Patterns in international GRE scores

Filed under: GRE,Psychometrics — Razib Khan @ 12:52 am

Why writing up my earlier post I stumbled onto to some interesting GRE data for applicants for various countries. I transcribed the results for all nations with sample sizes greater than 500. What you see above is a plot which shows mean quantitative and verbal scores on the GRE by nations.

The correlation in this set of countries between subtests of the GRE are as so:

Quant & verbal = 0.33

Verbal & writing = 0.84

Quant & writing = 0.21

Basically, the writing score and verbal score seem to reflect the lack of English fluency in many nations.

Many of these results are not too surprising if you’ve ever seen graduate school applications in the sciences (I have). Applicants from the United States tend to have lower quantitative and higher verbal scores. This is what you see here. It’s rather unfair since the test is administered in English, and that’s the native language of the United States. No surprise the United Kingdom and Canada score high on verbal reasoning. Ireland, Australia, and New Zealand didn’t have enough test takers to make the cut, but they all do as well as the United Kingdom. Singapore has an elite group which uses English as the medium of instruction in school.

I didn’t include standard deviation information, even though it’s in there. India has a pretty high standard deviation on quantitative reasoning, at 9.1. In contrast, China only has a standard deviation of 5.2 for quantitative reasoning. More than twice as many Indians as Chinese take the GRE.

Finally, I want to observe Saudi Arabia, as opposed to Iran. Both countries have about 5,000 people taking the GRE every year. About 2.5 times as many people live in Iran as opposed to Saudi Arabia. But the results for Saudi Arabia are dismal, while Iranian students perform rather well on the quantitative portion of the GRE.* This is not surprising to me, having seen applications from Saudi and Iranian students.

Saudi Arabia wants to move beyond being purely a resource-driven economy. These sorts of results show why many people are skeptical: in the generations since the oil-boom began the Saudi state has not cultivated and matured the human capital of its population. To get a better sense, here are the scores with N’s of MENA nations and a few others:

Country N Quantitative
Saudi 4462 141.6
Libya 113 146.2
Iraq 148 146.6
Oman 98 146.9
UAE 238 147.2
Qatar 85 147.3
Kuwait 386 147.8
Algeria 86 149.5
Yemen 68 149.9
Bahrain 55 150.9
Ethiopia 353 151.3
Jordan 472 152.1
Egypt 1044 153.2
Morocco 191 153.7
Tunisia 128 154.1
Georgia 71 154.2
Lebanon 691 154.7
Armenia 84 154.9
Azerbaijan 125 155.1
Eritrea 223 155.2
Israel 344 156.8
Iran 5319 157.3
Turkey 2370 158.9

 The “natural break” is between the Saudis and everyone else. In recent years Saudis indigenized their non-essential workforce. I’m broadly skeptical of the consequences of this.

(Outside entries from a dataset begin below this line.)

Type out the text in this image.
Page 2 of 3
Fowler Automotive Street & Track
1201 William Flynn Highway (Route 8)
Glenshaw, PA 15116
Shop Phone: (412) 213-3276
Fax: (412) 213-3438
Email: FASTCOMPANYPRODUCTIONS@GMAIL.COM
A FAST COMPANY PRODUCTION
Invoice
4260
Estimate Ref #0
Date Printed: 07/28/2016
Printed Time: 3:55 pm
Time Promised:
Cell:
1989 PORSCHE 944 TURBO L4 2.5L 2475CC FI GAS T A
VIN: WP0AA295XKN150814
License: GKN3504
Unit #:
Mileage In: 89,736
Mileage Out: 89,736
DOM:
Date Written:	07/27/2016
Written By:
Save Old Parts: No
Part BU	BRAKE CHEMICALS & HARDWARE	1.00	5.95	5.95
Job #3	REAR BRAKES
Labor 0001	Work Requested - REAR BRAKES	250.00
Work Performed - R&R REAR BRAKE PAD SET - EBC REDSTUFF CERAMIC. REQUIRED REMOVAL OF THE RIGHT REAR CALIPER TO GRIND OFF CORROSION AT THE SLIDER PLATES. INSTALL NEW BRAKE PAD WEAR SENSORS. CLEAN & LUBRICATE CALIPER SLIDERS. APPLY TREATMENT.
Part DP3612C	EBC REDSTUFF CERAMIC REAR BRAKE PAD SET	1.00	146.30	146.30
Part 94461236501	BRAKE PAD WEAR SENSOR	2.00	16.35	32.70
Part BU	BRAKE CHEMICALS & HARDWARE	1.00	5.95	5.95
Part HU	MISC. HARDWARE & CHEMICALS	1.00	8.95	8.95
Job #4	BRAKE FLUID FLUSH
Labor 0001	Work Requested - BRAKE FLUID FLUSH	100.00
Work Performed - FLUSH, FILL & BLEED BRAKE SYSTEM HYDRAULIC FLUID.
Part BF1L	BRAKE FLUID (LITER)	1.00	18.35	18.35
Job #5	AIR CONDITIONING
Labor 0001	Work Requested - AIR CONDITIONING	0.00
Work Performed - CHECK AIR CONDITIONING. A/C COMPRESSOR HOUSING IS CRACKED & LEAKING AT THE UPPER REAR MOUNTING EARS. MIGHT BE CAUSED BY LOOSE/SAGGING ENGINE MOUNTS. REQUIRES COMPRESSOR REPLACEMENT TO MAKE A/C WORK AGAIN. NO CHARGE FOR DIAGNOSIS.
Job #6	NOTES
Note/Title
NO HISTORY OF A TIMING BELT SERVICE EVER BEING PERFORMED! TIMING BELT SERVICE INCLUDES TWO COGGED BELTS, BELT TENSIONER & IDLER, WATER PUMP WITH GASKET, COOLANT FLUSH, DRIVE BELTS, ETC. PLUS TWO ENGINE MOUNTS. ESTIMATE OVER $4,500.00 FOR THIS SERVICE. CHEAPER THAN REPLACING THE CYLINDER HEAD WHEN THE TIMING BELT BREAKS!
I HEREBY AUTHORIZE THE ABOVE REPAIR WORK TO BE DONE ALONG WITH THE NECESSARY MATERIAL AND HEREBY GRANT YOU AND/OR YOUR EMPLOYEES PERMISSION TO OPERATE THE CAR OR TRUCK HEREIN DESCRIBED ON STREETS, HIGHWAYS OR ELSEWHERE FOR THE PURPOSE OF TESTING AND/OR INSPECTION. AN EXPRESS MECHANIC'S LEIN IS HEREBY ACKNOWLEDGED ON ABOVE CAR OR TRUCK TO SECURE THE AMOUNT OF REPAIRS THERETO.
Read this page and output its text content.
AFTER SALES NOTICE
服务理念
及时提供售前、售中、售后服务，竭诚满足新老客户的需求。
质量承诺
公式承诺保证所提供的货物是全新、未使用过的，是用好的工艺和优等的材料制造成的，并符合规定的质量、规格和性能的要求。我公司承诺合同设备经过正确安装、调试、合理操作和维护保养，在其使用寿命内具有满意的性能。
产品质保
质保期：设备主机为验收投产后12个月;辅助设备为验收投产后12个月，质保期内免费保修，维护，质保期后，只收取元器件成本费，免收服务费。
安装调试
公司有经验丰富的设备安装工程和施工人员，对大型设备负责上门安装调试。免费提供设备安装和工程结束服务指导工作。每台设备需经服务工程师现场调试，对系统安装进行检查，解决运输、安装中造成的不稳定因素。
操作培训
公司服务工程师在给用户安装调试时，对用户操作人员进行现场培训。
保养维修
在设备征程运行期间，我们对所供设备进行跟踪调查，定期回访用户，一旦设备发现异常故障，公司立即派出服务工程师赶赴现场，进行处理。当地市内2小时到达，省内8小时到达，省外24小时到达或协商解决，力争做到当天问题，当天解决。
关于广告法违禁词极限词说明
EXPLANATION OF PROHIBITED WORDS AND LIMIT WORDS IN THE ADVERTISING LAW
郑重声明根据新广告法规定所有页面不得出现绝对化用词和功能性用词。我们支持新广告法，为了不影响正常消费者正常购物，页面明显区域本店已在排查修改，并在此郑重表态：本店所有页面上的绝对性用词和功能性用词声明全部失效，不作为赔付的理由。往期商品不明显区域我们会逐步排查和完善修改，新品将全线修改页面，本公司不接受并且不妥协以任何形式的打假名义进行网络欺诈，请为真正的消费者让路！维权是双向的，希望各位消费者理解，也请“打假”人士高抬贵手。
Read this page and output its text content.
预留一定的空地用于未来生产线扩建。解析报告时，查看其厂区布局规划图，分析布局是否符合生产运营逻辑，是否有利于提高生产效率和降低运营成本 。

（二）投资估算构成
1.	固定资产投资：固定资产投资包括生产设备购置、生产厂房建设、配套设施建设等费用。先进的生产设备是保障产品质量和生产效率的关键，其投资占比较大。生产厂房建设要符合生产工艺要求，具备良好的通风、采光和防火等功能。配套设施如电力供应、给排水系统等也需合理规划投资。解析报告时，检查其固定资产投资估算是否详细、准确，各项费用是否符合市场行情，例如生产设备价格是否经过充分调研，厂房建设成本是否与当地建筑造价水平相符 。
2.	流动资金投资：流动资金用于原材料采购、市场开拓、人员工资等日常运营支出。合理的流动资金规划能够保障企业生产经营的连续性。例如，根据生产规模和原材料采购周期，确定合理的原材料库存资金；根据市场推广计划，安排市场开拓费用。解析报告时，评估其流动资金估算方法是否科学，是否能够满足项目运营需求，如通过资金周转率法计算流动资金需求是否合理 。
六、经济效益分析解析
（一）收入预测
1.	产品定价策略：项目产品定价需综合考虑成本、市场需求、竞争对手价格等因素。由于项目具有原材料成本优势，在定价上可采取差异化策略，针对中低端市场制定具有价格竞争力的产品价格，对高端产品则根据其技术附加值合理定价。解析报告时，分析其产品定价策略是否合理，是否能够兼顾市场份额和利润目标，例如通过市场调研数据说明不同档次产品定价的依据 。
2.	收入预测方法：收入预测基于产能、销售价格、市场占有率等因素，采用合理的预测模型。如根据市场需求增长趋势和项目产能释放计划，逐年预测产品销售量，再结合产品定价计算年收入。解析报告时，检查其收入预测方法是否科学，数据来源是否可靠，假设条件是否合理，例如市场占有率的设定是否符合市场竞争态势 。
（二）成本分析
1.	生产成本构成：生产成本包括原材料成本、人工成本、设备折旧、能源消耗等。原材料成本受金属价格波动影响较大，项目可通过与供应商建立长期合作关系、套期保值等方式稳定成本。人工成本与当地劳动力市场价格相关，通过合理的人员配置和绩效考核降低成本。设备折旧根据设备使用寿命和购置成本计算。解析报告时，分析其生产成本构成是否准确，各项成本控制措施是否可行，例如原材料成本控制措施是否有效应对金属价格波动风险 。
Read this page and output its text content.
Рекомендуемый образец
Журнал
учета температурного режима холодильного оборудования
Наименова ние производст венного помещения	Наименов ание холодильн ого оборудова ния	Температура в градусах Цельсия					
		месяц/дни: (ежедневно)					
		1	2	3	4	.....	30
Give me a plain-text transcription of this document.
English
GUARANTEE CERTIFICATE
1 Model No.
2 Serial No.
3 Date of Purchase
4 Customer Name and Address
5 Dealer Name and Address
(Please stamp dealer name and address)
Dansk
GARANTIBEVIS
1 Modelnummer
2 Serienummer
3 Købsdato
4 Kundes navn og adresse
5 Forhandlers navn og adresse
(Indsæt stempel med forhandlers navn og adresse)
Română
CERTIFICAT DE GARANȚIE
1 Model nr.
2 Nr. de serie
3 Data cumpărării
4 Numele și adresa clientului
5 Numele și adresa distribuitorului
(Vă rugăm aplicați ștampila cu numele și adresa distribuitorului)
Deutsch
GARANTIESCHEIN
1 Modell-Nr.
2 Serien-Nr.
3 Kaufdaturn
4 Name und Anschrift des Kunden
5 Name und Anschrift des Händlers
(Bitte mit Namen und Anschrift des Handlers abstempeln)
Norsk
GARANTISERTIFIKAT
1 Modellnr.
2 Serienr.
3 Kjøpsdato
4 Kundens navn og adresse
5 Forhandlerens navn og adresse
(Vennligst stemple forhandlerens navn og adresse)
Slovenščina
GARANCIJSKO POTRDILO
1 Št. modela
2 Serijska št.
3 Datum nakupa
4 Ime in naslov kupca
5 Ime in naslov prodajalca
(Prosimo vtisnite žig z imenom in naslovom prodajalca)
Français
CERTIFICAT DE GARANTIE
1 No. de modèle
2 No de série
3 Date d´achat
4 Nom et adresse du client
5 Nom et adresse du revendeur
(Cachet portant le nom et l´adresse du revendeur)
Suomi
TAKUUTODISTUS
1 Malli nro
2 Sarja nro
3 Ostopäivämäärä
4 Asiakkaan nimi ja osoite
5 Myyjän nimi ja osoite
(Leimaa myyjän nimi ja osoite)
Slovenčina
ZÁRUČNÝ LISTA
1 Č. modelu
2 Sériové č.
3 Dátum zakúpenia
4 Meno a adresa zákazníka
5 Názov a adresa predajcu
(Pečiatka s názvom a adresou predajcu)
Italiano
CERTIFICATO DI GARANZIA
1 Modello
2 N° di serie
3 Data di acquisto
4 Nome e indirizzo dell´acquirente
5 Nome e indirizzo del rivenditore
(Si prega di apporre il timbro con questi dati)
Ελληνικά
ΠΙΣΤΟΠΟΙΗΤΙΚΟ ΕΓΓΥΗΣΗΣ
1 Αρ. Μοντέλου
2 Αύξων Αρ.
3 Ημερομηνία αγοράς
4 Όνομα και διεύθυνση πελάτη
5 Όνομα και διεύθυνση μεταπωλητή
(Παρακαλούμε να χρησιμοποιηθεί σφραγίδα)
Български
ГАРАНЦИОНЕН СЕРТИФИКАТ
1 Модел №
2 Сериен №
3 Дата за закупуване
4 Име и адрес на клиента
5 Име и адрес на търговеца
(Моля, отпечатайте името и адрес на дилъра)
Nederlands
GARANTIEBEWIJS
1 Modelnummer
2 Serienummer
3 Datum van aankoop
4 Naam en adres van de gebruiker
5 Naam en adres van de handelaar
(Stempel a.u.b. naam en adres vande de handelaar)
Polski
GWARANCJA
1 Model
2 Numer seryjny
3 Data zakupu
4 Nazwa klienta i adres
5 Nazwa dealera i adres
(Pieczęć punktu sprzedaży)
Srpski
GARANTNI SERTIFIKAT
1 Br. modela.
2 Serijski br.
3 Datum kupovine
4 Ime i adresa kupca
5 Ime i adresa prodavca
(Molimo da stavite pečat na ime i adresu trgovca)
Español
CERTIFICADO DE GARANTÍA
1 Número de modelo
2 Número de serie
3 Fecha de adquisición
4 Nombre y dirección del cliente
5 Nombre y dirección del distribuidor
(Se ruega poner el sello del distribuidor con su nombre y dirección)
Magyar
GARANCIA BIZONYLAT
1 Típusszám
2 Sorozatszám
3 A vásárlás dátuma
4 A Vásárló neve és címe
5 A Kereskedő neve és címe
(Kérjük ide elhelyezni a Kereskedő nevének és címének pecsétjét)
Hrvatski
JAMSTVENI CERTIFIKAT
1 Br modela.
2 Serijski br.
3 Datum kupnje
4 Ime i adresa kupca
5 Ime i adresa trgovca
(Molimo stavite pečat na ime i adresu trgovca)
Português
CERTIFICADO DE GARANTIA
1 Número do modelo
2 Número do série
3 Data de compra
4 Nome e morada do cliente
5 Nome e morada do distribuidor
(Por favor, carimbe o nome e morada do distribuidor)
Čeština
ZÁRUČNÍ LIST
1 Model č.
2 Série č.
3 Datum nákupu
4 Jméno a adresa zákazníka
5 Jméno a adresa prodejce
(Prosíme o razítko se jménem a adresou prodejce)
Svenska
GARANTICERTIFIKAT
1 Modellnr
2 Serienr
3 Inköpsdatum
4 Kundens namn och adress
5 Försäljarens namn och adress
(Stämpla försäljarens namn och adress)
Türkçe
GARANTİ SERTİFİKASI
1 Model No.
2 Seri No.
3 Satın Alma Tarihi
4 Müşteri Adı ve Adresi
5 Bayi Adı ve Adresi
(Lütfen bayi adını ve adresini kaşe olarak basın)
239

The data for the plot at the top is below the fold.

Country Verbal Quant Writing
China 148.4 165.6 3
Taiwan 147.1 162.2 2.9
Hong Kong 150.2 161.1 3.4
Singapore 157.8 160.4 4.3
S Korea 149.9 160.3 3.2
Vietnam 147.6 159.1 3.2
Turkey 144.9 158.9 2.9
Japan 146.4 158.2 3.1
Iran 143.5 157.3 2.8
France 154 157.1 3.5
Greece 150.4 156.7 3.6
Germany 153.7 156.3 3.8
Thailand 144.7 156.2 2.9
Russia 149.3 156.1 3.2
Malaysia 150.8 155.8 3.6
Bangladesh 144.8 155.7 2.9
Italy 154.8 155.6 3.4
Sri Lanka 144.4 155.4 3.1
Chile 150.5 155.3 3.1
Nepal 144.8 155 3
Spain 152.3 155 3.4
Lebanon 147.5 154.7 3.3
Canada 156.1 154.6 4.2
UK 157.4 154.1 4.3
Egypt 145 153.2 3.1
India 144 153.2 2.9
Pakistan 147.9 152.5 3.4
Indonesia 147 152.2 3.1
Brazil 150.3 152.2 3.1
Philippines 150.7 150.9 3.6
Ecuador 147.4 150.5 3.1
USA 152.8 150.2 3.8
Colombia 148.6 150.1 3
Mexico 148.9 149.5 3.1
Kenya 147.3 147.8 3.4
Ghana 146.1 147.4 3.2
Nigeria 146.4 146.9 3.1
Saudi Arabia 137.5 141.6 2

* I suspect the poor English language skills of Iranian students is partly a function of the nation’s isolation the past two generations, but that’s speculation on my part.

November 8, 2017

GRE utility for graduate school and conditioning on the dependent variable

Filed under: GRE,Psychometrics — Razib Khan @ 8:43 pm

One of the things that seems to be popular in biological sciences right now is the push to get rid of the GRE as part of the criteria for entrance. Two of the major rationales are that it’s expensive, so discriminates against lower socioeconomic status candidates, and, that it makes it harder to recruit underrepresented minorities since on average they score lower on the GRE (many departments have either explicit or implicit GRE cut-offs).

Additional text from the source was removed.